She went into the water in the 6's. I gave her a fist full of jellybeans and sent her off with some serious trepidation. I watch her like a hawk when she's in the pool, it's not as if she could crash and I wouldn't notice.
Oh... I noticed alright.
It was in the middle of a length. This is Rowan's first lesson set in the grown up pool. That cold temperature does a real number on her; fighting to keep her body temperature up, and fighting to stay afloat sends her spinning down into hypoglycemia nearly everytime.
She wants so much to be just another kid. Able to scream and splash and have fun.
Like I was saying... it was in the middle of a length, and for whatever reason she plunged deep under water. I don't know if it was the way she held her head, or if it was the lethargic posture of her body. I knew. Maybe it was the expression on her face, through the water, her little goggles on her head, and her entire face squinched in a knot. Squinched isn't a word: I just made it up. I'm the sole caretaker of a type one diabetic child, and one of the benefits is that I am now entitled to randomly add words to the English language. Deal with it... move on.
She breaks the surface of the pool, I see her chug for air. Her face goes back under. I'm standing at the pool edge at this point, less than six feet away. I'm wishing I had a change of dry clothes because I have a sneaky suspicion I'm about to be diving in.
She begins to sink. So does my heart, and every ounce of air in my lungs rushes out. She's afraid, and it's written all over her face. I am too; is it written on my face?
That swimming instructor, bless her freaking wonderful heart, she always stays with Rowan, at the minimum she's at least within arms reach. Usually closer. She's never been asked to, or instructed to. She just does. Without griping or complaining, she stands by my baby girl as she learns the front crawl. People either get this disease, or they don't. I don't know who this girl knows that's a diabetic, but she knows someone, because she "knows". She knows you can't turn your back on a T1D child swimming in a deep cool pool.

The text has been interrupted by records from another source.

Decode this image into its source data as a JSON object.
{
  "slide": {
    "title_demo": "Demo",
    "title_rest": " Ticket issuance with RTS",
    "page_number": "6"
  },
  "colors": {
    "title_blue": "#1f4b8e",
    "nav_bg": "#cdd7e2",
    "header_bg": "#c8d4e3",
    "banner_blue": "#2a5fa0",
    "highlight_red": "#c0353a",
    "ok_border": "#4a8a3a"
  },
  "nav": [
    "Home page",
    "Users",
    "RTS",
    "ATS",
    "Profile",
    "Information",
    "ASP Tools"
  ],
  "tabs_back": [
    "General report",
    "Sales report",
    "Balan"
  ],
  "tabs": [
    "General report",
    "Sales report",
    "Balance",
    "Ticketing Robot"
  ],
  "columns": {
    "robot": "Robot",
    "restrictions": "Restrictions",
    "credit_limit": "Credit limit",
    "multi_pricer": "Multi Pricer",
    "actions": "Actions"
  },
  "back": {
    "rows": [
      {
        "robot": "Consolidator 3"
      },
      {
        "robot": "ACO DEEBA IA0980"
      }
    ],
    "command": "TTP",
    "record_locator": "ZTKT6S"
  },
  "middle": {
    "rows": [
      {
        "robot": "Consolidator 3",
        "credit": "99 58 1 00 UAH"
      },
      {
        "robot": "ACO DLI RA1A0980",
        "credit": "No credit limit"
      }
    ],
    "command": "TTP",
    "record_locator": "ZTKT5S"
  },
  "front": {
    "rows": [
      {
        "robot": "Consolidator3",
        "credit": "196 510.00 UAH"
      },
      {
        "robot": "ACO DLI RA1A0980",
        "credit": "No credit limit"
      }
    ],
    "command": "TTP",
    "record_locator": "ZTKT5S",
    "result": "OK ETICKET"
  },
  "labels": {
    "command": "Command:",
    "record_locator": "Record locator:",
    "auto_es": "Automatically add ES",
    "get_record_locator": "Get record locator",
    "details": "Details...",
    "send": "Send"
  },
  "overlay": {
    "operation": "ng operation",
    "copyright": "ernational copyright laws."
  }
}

I see Rowan's arms stretching to reach the surface, all she wants to do is get above water. She knows how to, her muscles want to, in theory she's more than capable... but her blood glucose won't let her, because she simply just doesn't have the energy.
Without a word, and oh so calmly, that wonderfully empathetic swim instructor playfully plucks Rowan to the surface "You're feeling tired, aren't you?" Rowan replies "yea" kind of sheepishly.
She was such a rebel sitting on the pool edge, water up to her knees, goggles pushed up on her forehead, chugging a juice box. We know it's not allowed. But don't start with me... go ask the other lifeguard: "Just let the lady give her kid a juicebox and for the love of God, don't tell her she can't! And avoid eye contact!"
It was an interesting experience, but we survived yet another evening of swimming lessons. God bless all the compassionate people in the world who step up to help another without having being asked for their assistance. Thank you for making this world as happy as it is. It wouldn't be the same without you.